The Court reviewed a district courts conviction under 18 U.S.C. § 879(a)(3), which makes it a felony to threaten to kill or do bodily harm to a major presidential candidate. The defendant Walter Bagdasarian (an especially unpleasant fellow) was found guilty on two counts of making statements on a Yahoo online financial message board two weeks before the presidential election: Obama fk the niggar, he will have a 50 cal in the head soon and shoot the nig.

Two elements must be met for a statement to constitute an offense under § 879(a)(3). The first is that the statement would be understood by people hearing or reading it in context as a serious expression of an intent to kill or injure a major candidate for President. The second is that the defendant intended that the statement be understood as a threat. The threat statute, however, does not criminalize predictions or exhortations to others to injure or kill the President.

In order to affirm a conviction under a threat statute that criminalizes pure speech, the court must find sufficient evidence that the speech at issue constitutes a true threat. The Court held that the element of intent is the determinative factor separating protected expression from unprotected criminal behavior. Section 879(a)(3) requires subjective intent as a matter of statutory construction, so the relevant constitutional inquiry is: did the speaker subjectively intend the speech as a threat?

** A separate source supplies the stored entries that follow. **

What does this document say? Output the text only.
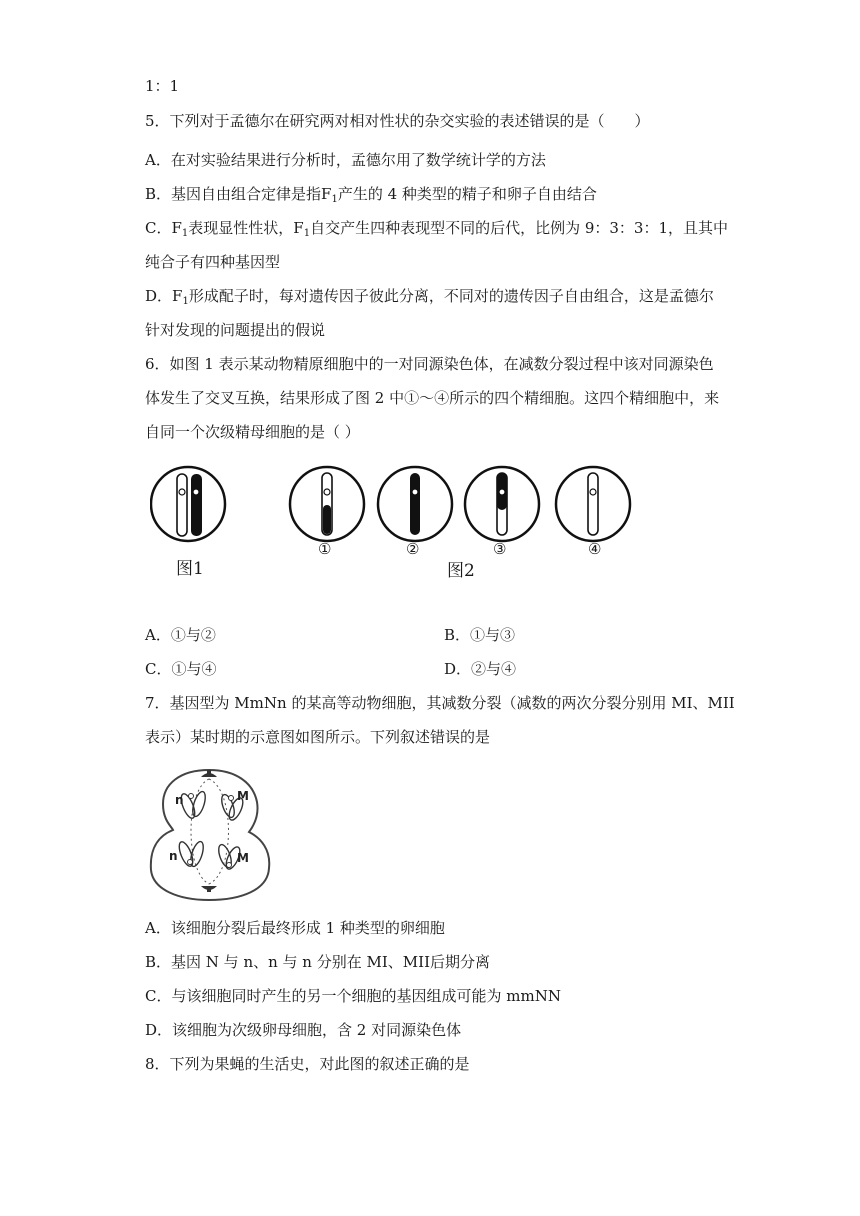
1：1
5．下列对于孟德尔在研究两对相对性状的杂交实验的表述错误的是（　　）
A．在对实验结果进行分析时，孟德尔用了数学统计学的方法
B．基因自由组合定律是指$F_1$产生的 4 种类型的精子和卵子自由结合
C．$F_1$表现显性性状，$F_1$自交产生四种表现型不同的后代，比例为 9：3：3：1，且其中
纯合子有四种基因型
D．$F_1$形成配子时，每对遗传因子彼此分离，不同对的遗传因子自由组合，这是孟德尔
针对发现的问题提出的假说
6．如图 1 表示某动物精原细胞中的一对同源染色体，在减数分裂过程中该对同源染色
体发生了交叉互换，结果形成了图 2 中①～④所示的四个精细胞。这四个精细胞中，来
自同一个次级精母细胞的是（ ）
图1
①	②	③	④
图2
A．①与②	B．①与③
C．①与④	D．②与④
7．基因型为 MmNn 的某高等动物细胞，其减数分裂（减数的两次分裂分别用 MI、MII
表示）某时期的示意图如图所示。下列叙述错误的是
n	M
n	M
A．该细胞分裂后最终形成 1 种类型的卵细胞
B．基因 N 与 n、n 与 n 分别在 MI、MII后期分离
C．与该细胞同时产生的另一个细胞的基因组成可能为 mmNN
D．该细胞为次级卵母细胞，含 2 对同源染色体
8．下列为果蝇的生活史，对此图的叙述正确的是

The panel concluded that the evidence was not sufficient for any reasonable finder of fact to have concluded beyond a reasonable doubt that Bagdasarian intended that his statements be taken as threats against a presidential candidate. Accordingly, his conviction was reversed.

The dissent of Judge Wardlaw would not require that the speaker in a threats case explicitly threaten that he himself is going to injure or kill the intended victim; rather, the surrounding circumstances should be examined to determine whether a reasonable person in the speakers shoes would foresee that his statements would be perceived as threats.